Anybody can join the peer-to-peer bitcoin network and use their computer’s processing power to validate transactions and add them to the blockchain. When transactions have been verified (the computer checks the bitcoin has not already been spent), computers need to complete another mathematical problem (called a proof-of-work). The first computer to finish these steps for a group of transactions (called a block) and add them to the blockchain is rewarded with a set number of bitcoins. This process is called bitcoin mining.
There are two regulatory features in the blockchain algorithm. These help to retain and gradually increase the value of bitcoin.
- The difficulty of the proof-of-work adjusts to the amount of computing power in the system, keeping the frequency of new blocks being added to the blockchain at around ten minutes.
- The size of the bitcoin reward for each new block is halved every few years.
Bitcoin Mining: Then, Now and in the Future
Bitcoin was first introduced in 2009 by a person or group of people using the pseudonym Satoshi Nakamoto, after their white paper outlining how the cryptocurrency was made public the year before (Nakamoto, 2008). Since then it has grown exponentially, and now approximately 600,000 transactions are made with bitcoin every day.
Competition in bitcoin mining has resulted in the development of highly specialized mining computers and practices. To be profitable, any kind of mining has to produce more value (in rare metals or bitcoins) than the value of the resources it consumes. Like physical mining operations, bitcoin mining requires investment in infrastructure and equipment as well as ongoing consumption of energy resources.
The first bitcoin miners used regular desktop computers to verify transactions and complete the proof-of-work. They found that using the graphics processing units (GPUs) in their gaming computers was faster than using the central processing unit (CPU).
Computers designed specifically for bitcoin mining were introduced in 2013. These application-specific integrated circuits (ASICs) transformed bitcoin mining into a serious industry, and now all profitable bitcoin mining is done with them.
As bitcoin rewards are inconsistently earned, bitcoin miners often “pool” their computers. All users in a mining pool share each reward earned by other users in the pool.
These developments, caused by increasing competition for bitcoin miners as more and faster miners join the network, have resulted in increasing levels of investment in mining operations. Now, bitcoin data centers are installed around the world, usually in places where electricity is cheap.
Scarcity and diminishing returns
Despite these developments – all intended to maximize profit by increasing computing power with less energy – bitcoin mining faces a similar profit-risk to mineral mining: scarcity and diminishing returns.

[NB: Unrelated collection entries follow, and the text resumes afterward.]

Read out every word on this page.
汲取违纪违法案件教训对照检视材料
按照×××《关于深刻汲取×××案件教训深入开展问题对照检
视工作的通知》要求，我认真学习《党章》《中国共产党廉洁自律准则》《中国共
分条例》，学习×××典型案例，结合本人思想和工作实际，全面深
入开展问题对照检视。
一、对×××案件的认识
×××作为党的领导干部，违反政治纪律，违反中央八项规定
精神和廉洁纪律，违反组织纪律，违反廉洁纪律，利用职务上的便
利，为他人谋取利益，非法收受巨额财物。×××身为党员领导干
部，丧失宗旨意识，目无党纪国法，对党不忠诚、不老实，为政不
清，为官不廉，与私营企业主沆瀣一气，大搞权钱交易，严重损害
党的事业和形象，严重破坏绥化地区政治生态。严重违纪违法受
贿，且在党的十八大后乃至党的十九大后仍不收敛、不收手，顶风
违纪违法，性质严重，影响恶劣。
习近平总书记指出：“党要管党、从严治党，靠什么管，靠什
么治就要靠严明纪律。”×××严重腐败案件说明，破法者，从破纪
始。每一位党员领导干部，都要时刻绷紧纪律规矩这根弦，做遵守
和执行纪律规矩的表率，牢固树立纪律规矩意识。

Bitcoin rewards for mining halve regularly, and mining blocks will stop earning any bitcoins when there are around 21 million bitcoins in total. In effect, bitcoins are a limited resource that is extracted from math, rather than from the earth. As more bitcoins are mined, fewer become available. Eventually, even the fastest, most efficient mining rigs will be unprofitable.
Investors in bitcoin mining either sell bitcoins they earn or keep them, hoping that even after this limit has been reached people will continue to sell and use the currency and its value will steadily rise.
Profit is still to be made in bitcoin mining, and edge technology in computing and energy consumption will help investors to maximize these profits. However, with this increasing scarcity returns will diminish over time.
This risk of scarcity and diminishing returns is not new to mining, of course. However, mineral mining does face increasing scarcity and will reach a limit in the near future as natural resources are depleted.
A question of which mining operation is more profitable must be answered with an assessment of the risk of diminishing returns as the resource becomes increasingly scarce.